Firstly, strata schemes should be discerning with the insurance broker they use and should speak with them policy early in the renewal cycle. There are a range of insurance brokers in the market and their quality can vary. The decision as to which broker a strata scheme uses should be one that should be determined by their ability to get a result, and strata committees have a right to have a say in that matter. When considering your broker, consider meeting with them directly to ensure that the strata scheme is emphasising their ability to deliver rather than fee. It’s no good going for a broker who charges a few thousand dollars less in brokerage if the switch leads to the base premium going up by $10k because that broker is not accustomed to working in the strata space.
Secondly, consider looking at how the strata scheme remunerates the strata manager to move away from a model based on them receiving insurance commissions. No, this isn’t just us saying that all strata plans should sign with Strata Sense (we rebate insurance commissions)! Although the majority of the industry is based around receipting and retaining insurance commissions, strata schemes can always ask their manager at renewal to move to a higher base fee with commissions rebated. Bear in mind that commissions are often calculated based on a percentage of the insurance premium. If a premium goes up by 30%, then the insurance commission received by the strata manager could also go up by 30%, which for larger schemes could be many thousands of dollars (and certainly more than an annual CPI increase on base management fees).

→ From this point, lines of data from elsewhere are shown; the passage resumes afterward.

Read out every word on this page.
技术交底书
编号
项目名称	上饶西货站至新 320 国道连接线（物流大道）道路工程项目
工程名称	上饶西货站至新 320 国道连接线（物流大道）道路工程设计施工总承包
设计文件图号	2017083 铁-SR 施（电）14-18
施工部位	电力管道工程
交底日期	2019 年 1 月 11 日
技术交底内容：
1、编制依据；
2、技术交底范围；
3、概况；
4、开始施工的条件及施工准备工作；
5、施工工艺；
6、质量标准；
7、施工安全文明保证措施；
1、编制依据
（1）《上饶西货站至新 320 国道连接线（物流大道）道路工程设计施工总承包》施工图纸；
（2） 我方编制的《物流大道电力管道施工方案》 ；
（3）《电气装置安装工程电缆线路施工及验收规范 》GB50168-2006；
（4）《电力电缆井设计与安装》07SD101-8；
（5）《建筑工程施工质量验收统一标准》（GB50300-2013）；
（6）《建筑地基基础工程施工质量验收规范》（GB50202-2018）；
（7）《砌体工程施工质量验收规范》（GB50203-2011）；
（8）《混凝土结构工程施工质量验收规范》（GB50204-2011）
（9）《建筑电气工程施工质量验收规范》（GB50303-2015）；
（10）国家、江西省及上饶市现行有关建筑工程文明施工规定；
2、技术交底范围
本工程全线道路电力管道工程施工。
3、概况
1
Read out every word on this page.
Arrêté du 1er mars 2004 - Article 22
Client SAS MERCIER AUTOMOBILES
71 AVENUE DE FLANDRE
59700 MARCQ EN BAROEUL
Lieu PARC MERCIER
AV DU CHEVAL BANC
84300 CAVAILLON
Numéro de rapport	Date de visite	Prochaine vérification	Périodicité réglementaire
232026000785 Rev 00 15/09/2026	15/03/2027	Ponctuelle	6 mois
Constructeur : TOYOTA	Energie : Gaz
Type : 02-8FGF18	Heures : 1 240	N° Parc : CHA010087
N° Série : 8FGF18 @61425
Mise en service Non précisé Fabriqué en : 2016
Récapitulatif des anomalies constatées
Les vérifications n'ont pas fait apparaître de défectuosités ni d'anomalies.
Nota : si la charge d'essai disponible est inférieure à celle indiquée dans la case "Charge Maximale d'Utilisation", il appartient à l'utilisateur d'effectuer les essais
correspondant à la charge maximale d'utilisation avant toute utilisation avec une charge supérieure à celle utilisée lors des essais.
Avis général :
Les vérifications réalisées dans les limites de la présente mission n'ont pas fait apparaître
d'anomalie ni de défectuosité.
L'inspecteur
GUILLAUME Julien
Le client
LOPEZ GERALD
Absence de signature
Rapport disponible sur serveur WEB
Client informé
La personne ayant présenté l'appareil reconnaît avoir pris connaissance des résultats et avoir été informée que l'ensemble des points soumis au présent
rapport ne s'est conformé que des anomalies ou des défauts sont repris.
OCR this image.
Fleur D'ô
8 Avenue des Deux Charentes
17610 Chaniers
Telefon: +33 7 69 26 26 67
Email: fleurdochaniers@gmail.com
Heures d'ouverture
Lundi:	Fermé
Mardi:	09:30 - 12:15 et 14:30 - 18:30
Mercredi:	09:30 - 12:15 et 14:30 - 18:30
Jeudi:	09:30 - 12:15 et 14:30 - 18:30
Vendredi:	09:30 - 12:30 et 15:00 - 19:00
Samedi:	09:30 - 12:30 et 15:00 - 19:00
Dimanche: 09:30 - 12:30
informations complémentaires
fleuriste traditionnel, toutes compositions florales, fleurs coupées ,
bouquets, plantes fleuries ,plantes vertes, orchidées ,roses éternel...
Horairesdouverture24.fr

Thirdly, strata schemes should get proactive about preventative maintenance and avoid small claims. In our observation, insurers are skittish around schemes with unrectified defects and a bad claims history. An incumbent insurer might offer renewal terms, but if the other insurers are all scared off by unrectified defects (which will need to be disclosed at renewal time) then that scheme will have no leverage to try to negotiate a better premium (or at least try to stave off a big increase).
Fourthly, strata schemes start talking to your broker and strata manager about their next insurance renewal early (better yet, now!). At Strata Sense for smaller schemes we will start renewal discussions months in advance. Although the insurers won’t issue renewal terms until quite close to renewal, you can do a lot to help your broker to position your scheme to the insurers with the benefit of time. If your strata manager discloses a defect six months out from renewal to the broker and the broker raises that that defect will be a major concern to the insurers, you can do a lot to fix that defect (or at least get the process started) in that six months. If that only gets disclosed a month out from renewal, then you are going to be hard pressed to even get quotes to fix it, let alone get it fixed. You can’t control, and nor can your strata manager or broker, the premiums that the insurers will offer, but you can equip your broker with the best information possible to try for a positive result.
Finally, despite all of the above, set expectations on insurance premiums appropriately, and if your premiums go far above your budget, consider issuing communications to your non-committee member owners about that as soon as possible so that they don’t have a shock when it comes to the AGM. Insurance premiums are now in many cases the most expensive annual costs for strata schemes, and premiums going up by double digits can lead to large levy increases. It might be that, even with the most robust approach possible, you are faced with a large insurance premium increase. Following a comprehensive process to that point and then communicating with owners about the issue proactively will assist owners in understanding what is happening with their most important investment and ensure that the focus remains on a well maintained building at all times.